Last Monday was All Souls Day; Tuesday was All Saints. A couple of weeks ago we celebrated St Mary McKillop – and every Eucharist is a celebration of Jesus’ resurrection and of all that that means.

In a sense, we have been looking ahead. But, in Jesus’ mind, the whole point of looking ahead is to look more seriously at the task of the now. We don‘t know much about the future and what awaits us, - and, unfortunately, the way that some people talk about it serves only to trivialise it.

When Jesus spoke of eternal life, sometimes he used the future tense; sometimes he used the present tense. We can live eternal life now. In fact, how we live eternal life now determines how we will live eternal life then. What matters is that we are clear about what constitutes eternal life in our present ways of living.

As far as Jesus was concerned, eternal life – whether lived before death or after death – consists, primarily, in believing in him and believing in the Father.
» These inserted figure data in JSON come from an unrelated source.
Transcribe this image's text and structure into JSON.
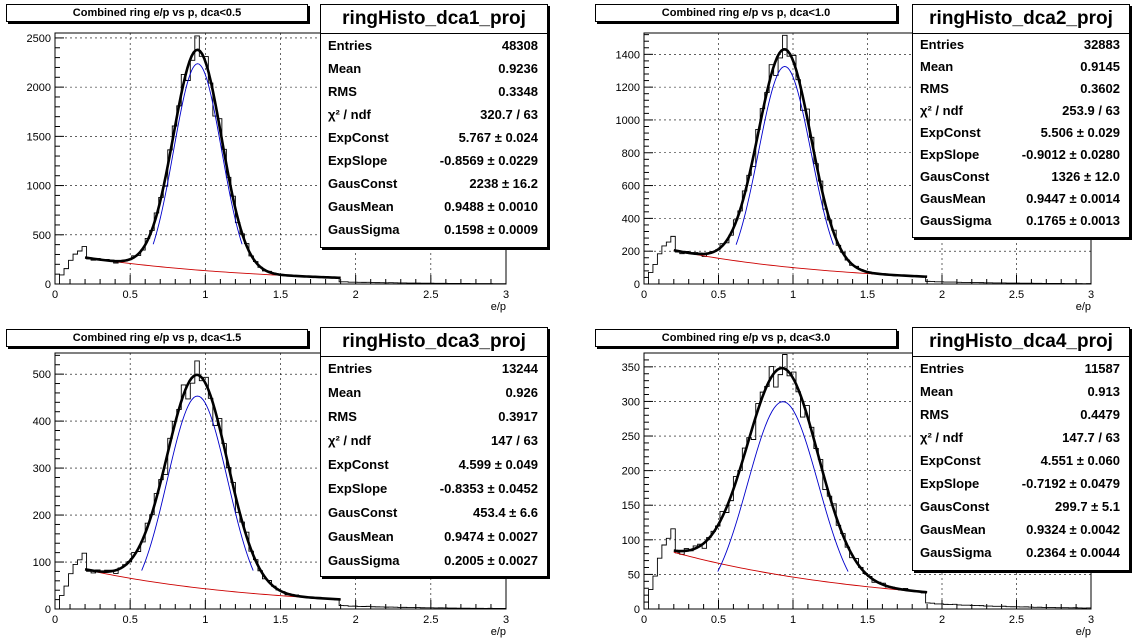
{
  "chart_data": [
    {
      "type": "histogram",
      "title": "Combined ring e/p vs p, dca<0.5",
      "xlabel": "e/p",
      "xlim": [
        0,
        3
      ],
      "ylim": [
        0,
        2550
      ],
      "xticks": [
        "0",
        "0.5",
        "1",
        "1.5",
        "2",
        "2.5",
        "3"
      ],
      "yticks": [
        0,
        500,
        1000,
        1500,
        2000,
        2500
      ],
      "grid": true,
      "fit_range": [
        0.2,
        1.9
      ],
      "stats": {
        "name": "ringHisto_dca1_proj",
        "rows": [
          {
            "label": "Entries",
            "value": "48308"
          },
          {
            "label": "Mean",
            "value": "0.9236"
          },
          {
            "label": "RMS",
            "value": "0.3348"
          },
          {
            "label": "χ² / ndf",
            "value": "320.7 / 63"
          },
          {
            "label": "ExpConst",
            "value": "5.767 ± 0.024"
          },
          {
            "label": "ExpSlope",
            "value": "-0.8569 ± 0.0229"
          },
          {
            "label": "GausConst",
            "value": "2238 ± 16.2"
          },
          {
            "label": "GausMean",
            "value": "0.9488 ± 0.0010"
          },
          {
            "label": "GausSigma",
            "value": "0.1598 ± 0.0009"
          }
        ]
      },
      "params": {
        "exp_const": 5.767,
        "exp_slope": -0.8569,
        "gaus_const": 2238,
        "gaus_mean": 0.9488,
        "gaus_sigma": 0.1598
      }
    },
    {
      "type": "histogram",
      "title": "Combined ring e/p vs p, dca<1.0",
      "xlabel": "e/p",
      "xlim": [
        0,
        3
      ],
      "ylim": [
        0,
        1530
      ],
      "xticks": [
        "0",
        "0.5",
        "1",
        "1.5",
        "2",
        "2.5",
        "3"
      ],
      "yticks": [
        0,
        200,
        400,
        600,
        800,
        1000,
        1200,
        1400
      ],
      "grid": true,
      "fit_range": [
        0.2,
        1.9
      ],
      "stats": {
        "name": "ringHisto_dca2_proj",
        "rows": [
          {
            "label": "Entries",
            "value": "32883"
          },
          {
            "label": "Mean",
            "value": "0.9145"
          },
          {
            "label": "RMS",
            "value": "0.3602"
          },
          {
            "label": "χ² / ndf",
            "value": "253.9 / 63"
          },
          {
            "label": "ExpConst",
            "value": "5.506 ± 0.029"
          },
          {
            "label": "ExpSlope",
            "value": "-0.9012 ± 0.0280"
          },
          {
            "label": "GausConst",
            "value": "1326 ± 12.0"
          },
          {
            "label": "GausMean",
            "value": "0.9447 ± 0.0014"
          },
          {
            "label": "GausSigma",
            "value": "0.1765 ± 0.0013"
          }
        ]
      },
      "params": {
        "exp_const": 5.506,
        "exp_slope": -0.9012,
        "gaus_const": 1326,
        "gaus_mean": 0.9447,
        "gaus_sigma": 0.1765
      }
    },
    {
      "type": "histogram",
      "title": "Combined ring e/p vs p, dca<1.5",
      "xlabel": "e/p",
      "xlim": [
        0,
        3
      ],
      "ylim": [
        0,
        545
      ],
      "xticks": [
        "0",
        "0.5",
        "1",
        "1.5",
        "2",
        "2.5",
        "3"
      ],
      "yticks": [
        0,
        100,
        200,
        300,
        400,
        500
      ],
      "grid": true,
      "fit_range": [
        0.2,
        1.9
      ],
      "stats": {
        "name": "ringHisto_dca3_proj",
        "rows": [
          {
            "label": "Entries",
            "value": "13244"
          },
          {
            "label": "Mean",
            "value": "0.926"
          },
          {
            "label": "RMS",
            "value": "0.3917"
          },
          {
            "label": "χ² / ndf",
            "value": "147 / 63"
          },
          {
            "label": "ExpConst",
            "value": "4.599 ± 0.049"
          },
          {
            "label": "ExpSlope",
            "value": "-0.8353 ± 0.0452"
          },
          {
            "label": "GausConst",
            "value": "453.4 ± 6.6"
          },
          {
            "label": "GausMean",
            "value": "0.9474 ± 0.0027"
          },
          {
            "label": "GausSigma",
            "value": "0.2005 ± 0.0027"
          }
        ]
      },
      "params": {
        "exp_const": 4.599,
        "exp_slope": -0.8353,
        "gaus_const": 453.4,
        "gaus_mean": 0.9474,
        "gaus_sigma": 0.2005
      }
    },
    {
      "type": "histogram",
      "title": "Combined ring e/p vs p, dca<3.0",
      "xlabel": "e/p",
      "xlim": [
        0,
        3
      ],
      "ylim": [
        0,
        370
      ],
      "xticks": [
        "0",
        "0.5",
        "1",
        "1.5",
        "2",
        "2.5",
        "3"
      ],
      "yticks": [
        0,
        50,
        100,
        150,
        200,
        250,
        300,
        350
      ],
      "grid": true,
      "fit_range": [
        0.2,
        1.9
      ],
      "stats": {
        "name": "ringHisto_dca4_proj",
        "rows": [
          {
            "label": "Entries",
            "value": "11587"
          },
          {
            "label": "Mean",
            "value": "0.913"
          },
          {
            "label": "RMS",
            "value": "0.4479"
          },
          {
            "label": "χ² / ndf",
            "value": "147.7 / 63"
          },
          {
            "label": "ExpConst",
            "value": "4.551 ± 0.060"
          },
          {
            "label": "ExpSlope",
            "value": "-0.7192 ± 0.0479"
          },
          {
            "label": "GausConst",
            "value": "299.7 ± 5.1"
          },
          {
            "label": "GausMean",
            "value": "0.9324 ± 0.0042"
          },
          {
            "label": "GausSigma",
            "value": "0.2364 ± 0.0044"
          }
        ]
      },
      "params": {
        "exp_const": 4.551,
        "exp_slope": -0.7192,
        "gaus_const": 299.7,
        "gaus_mean": 0.9324,
        "gaus_sigma": 0.2364
      }
    }
  ],
  "colors": {
    "histogram": "#000000",
    "total_fit": "#000000",
    "exp_background": "#cc0000",
    "gaus_component": "#0000cc",
    "grid": "#000000"
  }
}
But when Jesus talked about believing in him, he didn’t mean believing in statements about him – believing doctrines or dogmas. Even the devil believes in that sense. What Jesus meant by believing in him was trusting him, entrusting ourselves to him, living like him. committing ourselves to his project, to his yearning for the Kingdom: thy Kingdom come on earth – just as it is in heaven. That kind of living is eternal on this side of the grave and on the other side of the grave.

As far as Jesus was concerned, living like him meant simply: Love one another as I have loved you. Living eternal life is simply living lovingly – and that’s essentially relationally. Living lovingly is a community affair.

It begins with being loved. It moves beyond that to believing we’re loved, to accepting being loved, to being transformed, being created and freed by love in the process. And the circle is then completed as we become loving and give love. Originating and starting it all is God who is love. When we love – truly love – it’s ultimately God’s love that empowers us – whether we realise it or not. Believing in Jesus, entrusting ourselves to Jesus, means stepping into, being plunged into, being swept up into the infinite ocean of loving energy that is God: God is love.

Loving, now, in this life, makes us who we are. It is this us that lives into eternity, and eternity will simply be more of it – but at an intensity that we can never imagine. Heaven, if we choose to use the familiar word, is simply relationship – people living in love. Saints are simply people alive with love – with the love that all originates in God.

If we want to think of Purgatory in this context, Purgatory is the in-between stage when our hearts, that struggle to open totally in love in this phase of life, painfully let go of all that hindered the surrender we didn’t make – the hurts, the fears, the self-interest, the pride – until finally we can step, liberated and complete, into the fullness of love that is heaven.

That is our destiny. It has already begun. And its texture is being shaped precisely by how we are choosing to live now.